- The exams are still being graded, but should be finished by
tonight. Your scores will be averaged (just average the
percentages from your IMath and your Canvas parts). Your
IMath score may be given as total points; to get a percentage,
divide your total score by 1.20.
- As we move forward we're going to be tying up a few loose ends;
but in tying up those ends, we're going to be pointing to a few
of the topics we have in our future.
- While we do have one more civilization and their numbers
to study (the Egyptians), we will be moving along to
the discussion of more "visual" mathematics. I read a
story today in the Guardian, about the science behind
Salvador Dali's works (such as The Sacrament of the
Last Supper):
This work features one of the topics we'll be studying down the road -- the Platonic solids. But it is also famously regarded as a painting in which the artist made conscious use of the golden ratio, which we cover today. This rectangle is almost "golden" -- the most beautiful rectangle, according to some of the ancient Greeks.

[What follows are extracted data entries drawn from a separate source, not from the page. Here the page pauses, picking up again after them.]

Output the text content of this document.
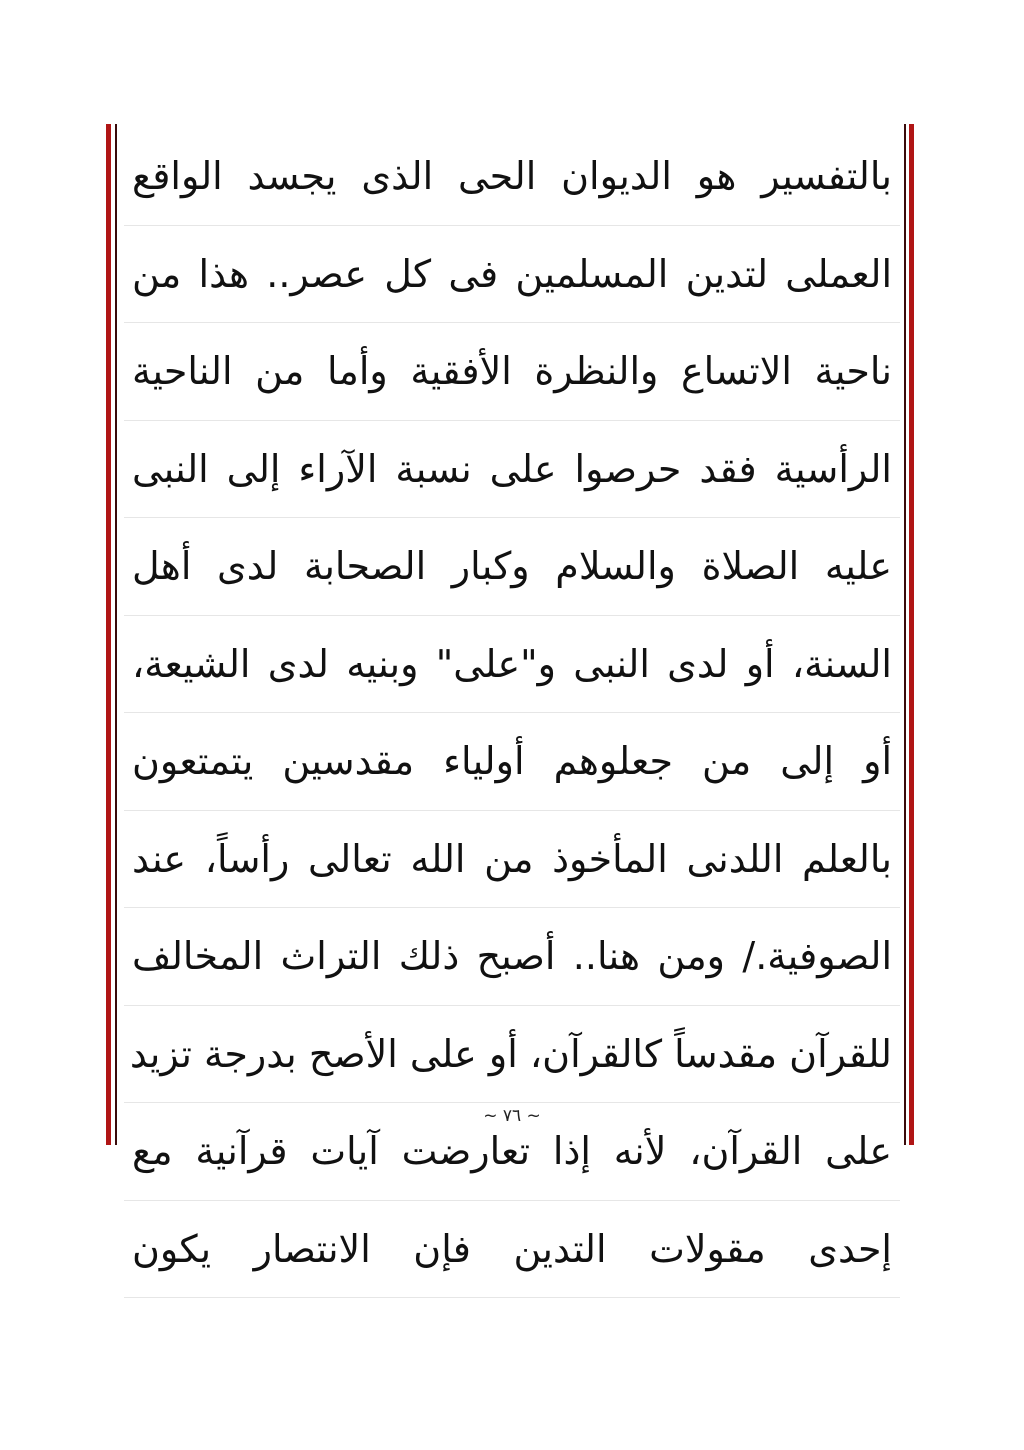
بالتفسير هو الديوان الحى الذى يجسد الواقع
العملى لتدين المسلمين فى كل عصر.. هذا من
ناحية الاتساع والنظرة الأفقية وأما من الناحية
الرأسية فقد حرصوا على نسبة الآراء إلى النبى
عليه الصلاة والسلام وكبار الصحابة لدى أهل
السنة، أو لدى النبى و"على" وبنيه لدى الشيعة،
أو إلى من جعلوهم أولياء مقدسين يتمتعون
بالعلم اللدنى المأخوذ من الله تعالى رأساً، عند
الصوفية./ ومن هنا.. أصبح ذلك التراث المخالف
للقرآن مقدساً كالقرآن، أو على الأصح بدرجة تزيد
على القرآن، لأنه إذا تعارضت آيات قرآنية مع
إحدى مقولات التدين فإن الانتصار يكون
~ ٧٦ ~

- Here's a video covering today's material.
- We will discover that the Fibonacci spiral leads to rectangles
that tend toward a common side ratio of about 1.618.... The
"Golden Rectangle" as defined by the Greeks has a side ratio of
\[
\varphi=\frac{1+\sqrt{5}}{2} (\approx 1.618)
\]
called the golden ratio.
- As we move toward the so-called "golden mean" and "golden
rectangle", we'll start with a nice Fibonacci spiral (we've done this
already: see this
site for more on these spirals).
We build the Fibonacci spiral by building bigger and bigger rectangles. The shapes of the rectangles change as we go along, in such a way that the ratio of side lengths are Fibonacci numbers. Let's look at the sequence of the ratios....
So let's recap the spiral building process, with a focus on those side ratios.
- Start with a piece of graph paper (the wide way), and darken the square in the 10,10 spot (ten over, ten down). You might want several colors, if you've got them -- might as well make this pretty!
- Rule: attach the largest square you can, in either a clockwise or counter-clockwise fashion, to make a larger rectangle. We'll go counter-clockwise.
- Do it again, do it again, do it again! (You could do it forever....)
- What do you notice about the dimensions of the rectangle? It's the ratio of those dimensions that interests us most -- the ratio of dimensions (larger to smaller) dictates the shape of the rectangle.
- The thing we are approaching is the so-called golden rectangle,
whose side-lengths are in the ratio called "the golden
ratio". But we will derive the golden rectangle in a
different way -- the way that the Greeks did it! When
we're done, we'll have also defined the "golden mean",
or the "golden ratio".
- Begin with a rectangle.
- Remove the largest square possible from the rectangle, to leave a rectangle.
- If the rectangle that results has the same shape as the original rectangle, then that rectangle is golden.
Now if we look back at the Fibonacci spiral sequence of rectangles, we see that they're tending toward a golden rectangle.
Both had roughly the same effect, however.
Each of these as an example of a "fractal process": a simple rule, applied recursively (that is, do it again, and again, and again!). We believe that nature loves fractals, and we'll study them in more detail down the road.
But, before I go, here's an example fractal I just made for my son and his wife, with their forever and infinite friend Bernie Sanders:
And here's another -- A Fibonacci spiral fractal comic I just made, which I have just now entitled "Flirting with Death Spiral". Infinite fun!
You'll be making these, too, soon!
- Now, back to Pascal's triangle. Let's look a little further into
it. In particular, note that Pascal's Triangle contains the
Fibonacci numbers -- but they're hidden. Let's bring them to
light.
- Use the hexagonal paper to create a version of the Pascal triangle.
- Now let's find those Fibonaccis....
- Pascal used "his" triangle to compute probabilities. It turns out
that it's very useful for counting things. Blaise Pascal and Pierre de
Fermat were working on "Number Theory" together.
- Pascal's triangle is useful for counting the ways of
combining terms in the expression
$(a+b)^n$
So, for example,
\[ (a+b)^0=1 \] \[ (a+b)^1=1a+1b \] \[ (a+b)^2=1a^2+2ab+1b^2 \] \[ (a+b)^3=1a^3+3a^2b+3ab^2+1b^3 \]
(please see your assigned reading).
I hope that you noticed Pascal's triangle peeking out from the right hand sides above!